B.C.’s home affordability crisis is forcing more and more of the province’s young women into starting their families later in life, according to a recent survey by the University of Calgary.
“This is the province where hard work pays off the least for younger people in their prime childbearing years,” UBC professor and affordable housing advocate Paul Kershaw told CBC News.
The study found that the total number of mothers age 35-39 in the province has increased by 60% between 2000 and 2017.
B.C.’s mothers in the 40-44 age bracket have also doubled during the same time frame.
The trend has had a tangible impact in B.C.’s average age of first birth, which is now at 31.6 according to Statistics Canada. This is markedly higher than the 29.2 average nationally.
Kershaw added that compared to a generation ago, full-time incomes among B.C.’s working professionals fell the most nationwide.

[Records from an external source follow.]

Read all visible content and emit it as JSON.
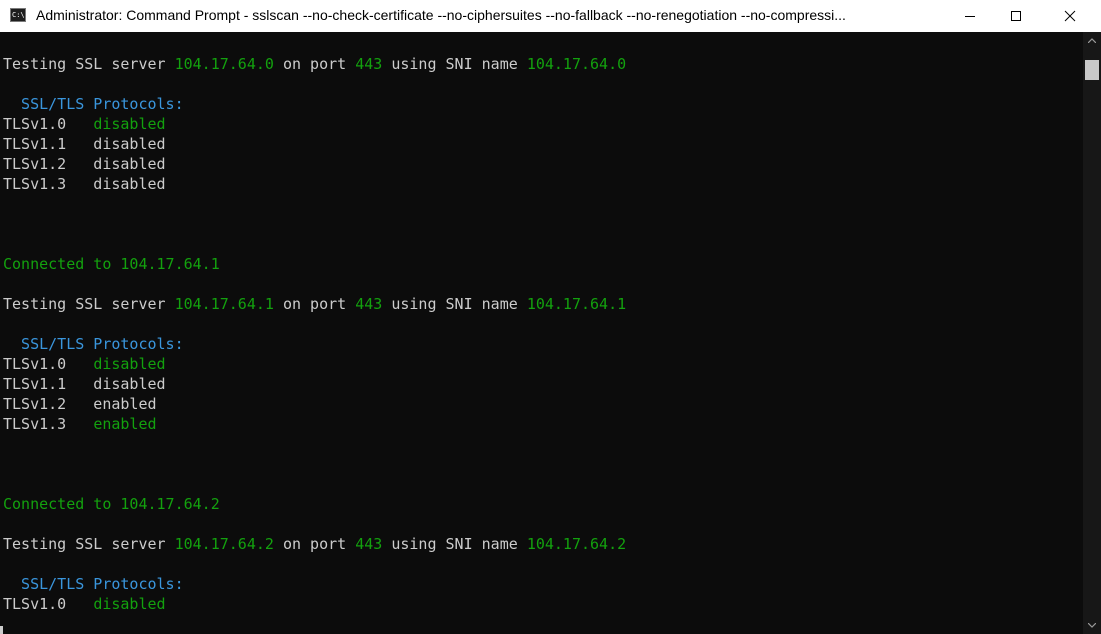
{
  "window": {
    "title": "Administrator: Command Prompt - sslscan  --no-check-certificate --no-ciphersuites --no-fallback --no-renegotiation --no-compressi..."
  },
  "icons": {
    "app": "cmd-icon",
    "app_glyph": "C:\\",
    "minimize": "minimize-icon",
    "maximize": "maximize-icon",
    "close": "close-icon"
  },
  "colors": {
    "background": "#0c0c0c",
    "text": "#cccccc",
    "green": "#13a10e",
    "cyan": "#3a96dd"
  },
  "lines": [
    [
      {
        "t": "Testing SSL server ",
        "c": "#cccccc"
      },
      {
        "t": "104.17.64.0",
        "c": "#13a10e"
      },
      {
        "t": " on port ",
        "c": "#cccccc"
      },
      {
        "t": "443",
        "c": "#13a10e"
      },
      {
        "t": " using SNI name ",
        "c": "#cccccc"
      },
      {
        "t": "104.17.64.0",
        "c": "#13a10e"
      }
    ],
    [],
    [
      {
        "t": "  SSL/TLS Protocols:",
        "c": "#3a96dd"
      }
    ],
    [
      {
        "t": "TLSv1.0   ",
        "c": "#cccccc"
      },
      {
        "t": "disabled",
        "c": "#13a10e"
      }
    ],
    [
      {
        "t": "TLSv1.1   disabled",
        "c": "#cccccc"
      }
    ],
    [
      {
        "t": "TLSv1.2   disabled",
        "c": "#cccccc"
      }
    ],
    [
      {
        "t": "TLSv1.3   disabled",
        "c": "#cccccc"
      }
    ],
    [],
    [],
    [],
    [
      {
        "t": "Connected to 104.17.64.1",
        "c": "#13a10e"
      }
    ],
    [],
    [
      {
        "t": "Testing SSL server ",
        "c": "#cccccc"
      },
      {
        "t": "104.17.64.1",
        "c": "#13a10e"
      },
      {
        "t": " on port ",
        "c": "#cccccc"
      },
      {
        "t": "443",
        "c": "#13a10e"
      },
      {
        "t": " using SNI name ",
        "c": "#cccccc"
      },
      {
        "t": "104.17.64.1",
        "c": "#13a10e"
      }
    ],
    [],
    [
      {
        "t": "  SSL/TLS Protocols:",
        "c": "#3a96dd"
      }
    ],
    [
      {
        "t": "TLSv1.0   ",
        "c": "#cccccc"
      },
      {
        "t": "disabled",
        "c": "#13a10e"
      }
    ],
    [
      {
        "t": "TLSv1.1   disabled",
        "c": "#cccccc"
      }
    ],
    [
      {
        "t": "TLSv1.2   enabled",
        "c": "#cccccc"
      }
    ],
    [
      {
        "t": "TLSv1.3   ",
        "c": "#cccccc"
      },
      {
        "t": "enabled",
        "c": "#13a10e"
      }
    ],
    [],
    [],
    [],
    [
      {
        "t": "Connected to 104.17.64.2",
        "c": "#13a10e"
      }
    ],
    [],
    [
      {
        "t": "Testing SSL server ",
        "c": "#cccccc"
      },
      {
        "t": "104.17.64.2",
        "c": "#13a10e"
      },
      {
        "t": " on port ",
        "c": "#cccccc"
      },
      {
        "t": "443",
        "c": "#13a10e"
      },
      {
        "t": " using SNI name ",
        "c": "#cccccc"
      },
      {
        "t": "104.17.64.2",
        "c": "#13a10e"
      }
    ],
    [],
    [
      {
        "t": "  SSL/TLS Protocols:",
        "c": "#3a96dd"
      }
    ],
    [
      {
        "t": "TLSv1.0   ",
        "c": "#cccccc"
      },
      {
        "t": "disabled",
        "c": "#13a10e"
      }
    ]
  ]
}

This drastic decline came as the province experienced the largest increase in housing prices during the same period.
In a new analysis, Zoocasa said that an individual or household needs to earn at least $205,475 to be able to purchase a Vancouver home at the benchmark price ($1,441,000), assuming a 20% down payment at a 3.75% mortgage rate on a 30-year term.
Condos, once considered a bastion of affordability, require an income of at least $93,527 for an individual or household to be able to buy a benchmark-cost unit ($656,900).